Cover bands are never quite as good as the original groups themselves. While you might enjoy hearing that familiar riff from 'This Fire', it just isn't the same as actually hearing Franz Ferdinand tune up. Guitar Hero: On Tour invokes that same feeling. While it hones in on the classic Guitar Hero gameplay with great result, design issues with the required peripheral and a poor soundtrack leave the experience flat.
Going On Tour means hitting up five venues in Career mode, each of which you play a set of four songs. Although the songs are preselected, you're given the freedom to play them in any order. Complete all four tunes, as well as an encore song, and you gain popularity needed to play on the next, bigger stage. You also gain cash for purchasing new threads and guitars, although these upgrades are purely for cool factor – they don't have any impact on your performance.
While you're allowed to choose the order in which you play each song, it's only the illusion of choice. If you want to progress to the next venue, you're forced to complete each track. It's an extremely linear design that wouldn't be problematic if it weren't for the lacklustre track list. Whether you like it or not, you're going to have to play through that master recording of Pat Benatar's 'Hit Me with Your Best Shot'. Truth be told, it could be worse – you could be obligated to slog through a Smash Mouth song.
Oh, wait… you are.
Fortunately, the mechanics of the game work beautifully even if the sounds leave something to be desired. On Tour distills the Guitar Hero formula with good result. Notes streaming down the top screen are easily hit by pressing the corresponding fret buttons and strumming on the touchscreen. Using the included Guitar Hero Grip fret peripheral that plugs into the Game Boy Advance cartridge slot, you hold the handheld on its side to play.
In concept, it's a great set-up. The act of sliding a faux pick across the touchscreen appropriately mimics the feel of actually playing a guitar. The Grip peripheral makes it possible to cradle the handheld in your palm and use your thumb for leverage, while at the same time keeping your fingers free to work the four fret buttons.
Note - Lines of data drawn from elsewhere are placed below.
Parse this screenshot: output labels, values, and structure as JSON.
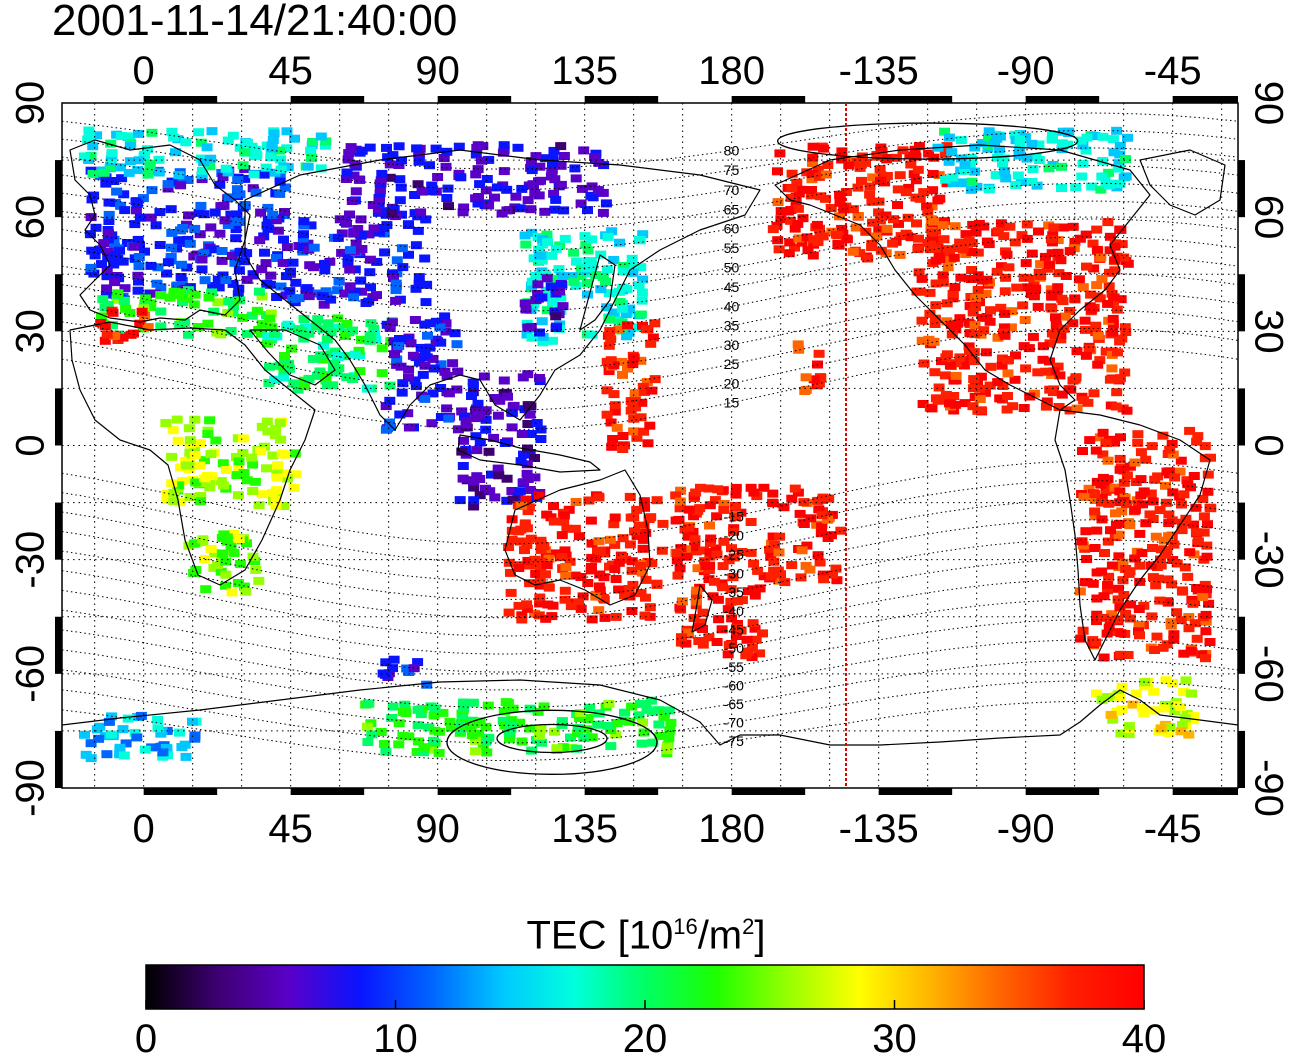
{
  "title": "2001-11-14/21:40:00",
  "colorbar": {
    "label_main": "TEC  [10",
    "label_sup1": "16",
    "label_mid": "/m",
    "label_sup2": "2",
    "label_end": "]",
    "min": 0,
    "max": 40,
    "ticks": [
      "0",
      "10",
      "20",
      "30",
      "40"
    ]
  },
  "map": {
    "lon_ticks_top": [
      "0",
      "45",
      "90",
      "135",
      "180",
      "-135",
      "-90",
      "-45"
    ],
    "lon_ticks_bottom": [
      "0",
      "45",
      "90",
      "135",
      "180",
      "-135",
      "-90",
      "-45"
    ],
    "lat_ticks": [
      "90",
      "60",
      "30",
      "0",
      "-30",
      "-60",
      "-90"
    ],
    "lon_range": [
      -25,
      335
    ],
    "lat_range": [
      -90,
      90
    ],
    "grid": true,
    "terminator_lon": 215,
    "terminator_color": "#e00000",
    "contour_labels": [
      "80",
      "75",
      "70",
      "65",
      "60",
      "55",
      "50",
      "45",
      "40",
      "35",
      "30",
      "25",
      "20",
      "15",
      "-15",
      "-20",
      "-25",
      "-30",
      "-35",
      "-40",
      "-45",
      "-50",
      "-55",
      "-60",
      "-65",
      "-70",
      "-75"
    ],
    "colormap": [
      "#000000",
      "#3d0070",
      "#5a00c8",
      "#0a14ff",
      "#0064ff",
      "#00c8ff",
      "#00ffdc",
      "#00ff64",
      "#1eff00",
      "#96ff00",
      "#ffff00",
      "#ffb400",
      "#ff6400",
      "#ff1e00",
      "#ff0000"
    ],
    "tec_regions": [
      {
        "name": "europe",
        "lon": [
          -18,
          42
        ],
        "lat": [
          40,
          74
        ],
        "tec": 9
      },
      {
        "name": "europe-south",
        "lon": [
          -15,
          38
        ],
        "lat": [
          30,
          42
        ],
        "tec": 22
      },
      {
        "name": "iberia-red",
        "lon": [
          -15,
          0
        ],
        "lat": [
          28,
          37
        ],
        "tec": 38
      },
      {
        "name": "north-atlantic",
        "lon": [
          -20,
          55
        ],
        "lat": [
          72,
          84
        ],
        "tec": 17
      },
      {
        "name": "russia",
        "lon": [
          42,
          85
        ],
        "lat": [
          38,
          62
        ],
        "tec": 8
      },
      {
        "name": "siberia-north",
        "lon": [
          60,
          140
        ],
        "lat": [
          62,
          80
        ],
        "tec": 7
      },
      {
        "name": "japan-china",
        "lon": [
          115,
          152
        ],
        "lat": [
          28,
          58
        ],
        "tec": 17
      },
      {
        "name": "korea-blue",
        "lon": [
          115,
          128
        ],
        "lat": [
          30,
          45
        ],
        "tec": 7
      },
      {
        "name": "middle-east",
        "lon": [
          35,
          75
        ],
        "lat": [
          15,
          35
        ],
        "tec": 20
      },
      {
        "name": "india",
        "lon": [
          72,
          95
        ],
        "lat": [
          5,
          35
        ],
        "tec": 8
      },
      {
        "name": "southeast-asia",
        "lon": [
          95,
          120
        ],
        "lat": [
          -15,
          20
        ],
        "tec": 6
      },
      {
        "name": "pacific-west",
        "lon": [
          140,
          155
        ],
        "lat": [
          0,
          35
        ],
        "tec": 37
      },
      {
        "name": "africa-west",
        "lon": [
          5,
          45
        ],
        "lat": [
          -15,
          8
        ],
        "tec": 26
      },
      {
        "name": "africa-south",
        "lon": [
          12,
          35
        ],
        "lat": [
          -38,
          -22
        ],
        "tec": 25
      },
      {
        "name": "australia",
        "lon": [
          110,
          158
        ],
        "lat": [
          -45,
          -12
        ],
        "tec": 38
      },
      {
        "name": "new-zealand",
        "lon": [
          162,
          188
        ],
        "lat": [
          -55,
          -35
        ],
        "tec": 38
      },
      {
        "name": "pacific-south",
        "lon": [
          160,
          212
        ],
        "lat": [
          -35,
          -10
        ],
        "tec": 38
      },
      {
        "name": "hawaii",
        "lon": [
          198,
          206
        ],
        "lat": [
          15,
          28
        ],
        "tec": 38
      },
      {
        "name": "alaska",
        "lon": [
          190,
          245
        ],
        "lat": [
          50,
          80
        ],
        "tec": 38
      },
      {
        "name": "north-america",
        "lon": [
          235,
          300
        ],
        "lat": [
          10,
          60
        ],
        "tec": 38
      },
      {
        "name": "canada-arctic",
        "lon": [
          240,
          300
        ],
        "lat": [
          68,
          84
        ],
        "tec": 16
      },
      {
        "name": "south-america",
        "lon": [
          285,
          325
        ],
        "lat": [
          -55,
          5
        ],
        "tec": 38
      },
      {
        "name": "antarctic-west",
        "lon": [
          -20,
          15
        ],
        "lat": [
          -82,
          -70
        ],
        "tec": 14
      },
      {
        "name": "antarctic-ring",
        "lon": [
          65,
          160
        ],
        "lat": [
          -80,
          -66
        ],
        "tec": 22
      },
      {
        "name": "southern-ocean",
        "lon": [
          70,
          85
        ],
        "lat": [
          -62,
          -55
        ],
        "tec": 9
      },
      {
        "name": "patagonia",
        "lon": [
          290,
          320
        ],
        "lat": [
          -75,
          -60
        ],
        "tec": 28
      }
    ]
  }
}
Unfortunately, the whole thing begins to fall out of tune when you realise the Grip doesn't stay put and is downright uncomfortable. Intense jam sessions tend to wiggle the peripheral ever so gradually out of the slot. Should it slip out entirely, you're forced to reset the game. As a result, you're constantly pushing the Grip back into place. Contributing to this is the general awkwardness of the piece. DS is a bit of an unwieldy handheld to begin with, which only worsens when you add another chunk of plastic.
For all of the elements that fall flat, there are things in Guitar Hero: On Tour that exhibit sharp design. Multiplayer, which supports two players locally, soars with unique twists. Four modes including co-operative duets ensure plenty of variety. During competitive duels, special power-ups enable you to interrupt your buddy's session. Amp overload, for instance, causes your opponent's music to be muted; pyrotechnics, on the other hand, sets their stage on fire and requires hearty blowing into the microphone to put the flames out. These competitive guitar duels are also available against the computer, but they're far better sitting with a friend.
As inventive a multiplayer design Guitar Hero: On Tour possesses, it remains handicapped by an underwhelming soundtrack. A music game is only worth its salt in the tunes it packs and it's a serious stumbling block here. Combined with the issues regarding the Grip peripheral and you've got a great concept that just lacks the necessary fine tuning.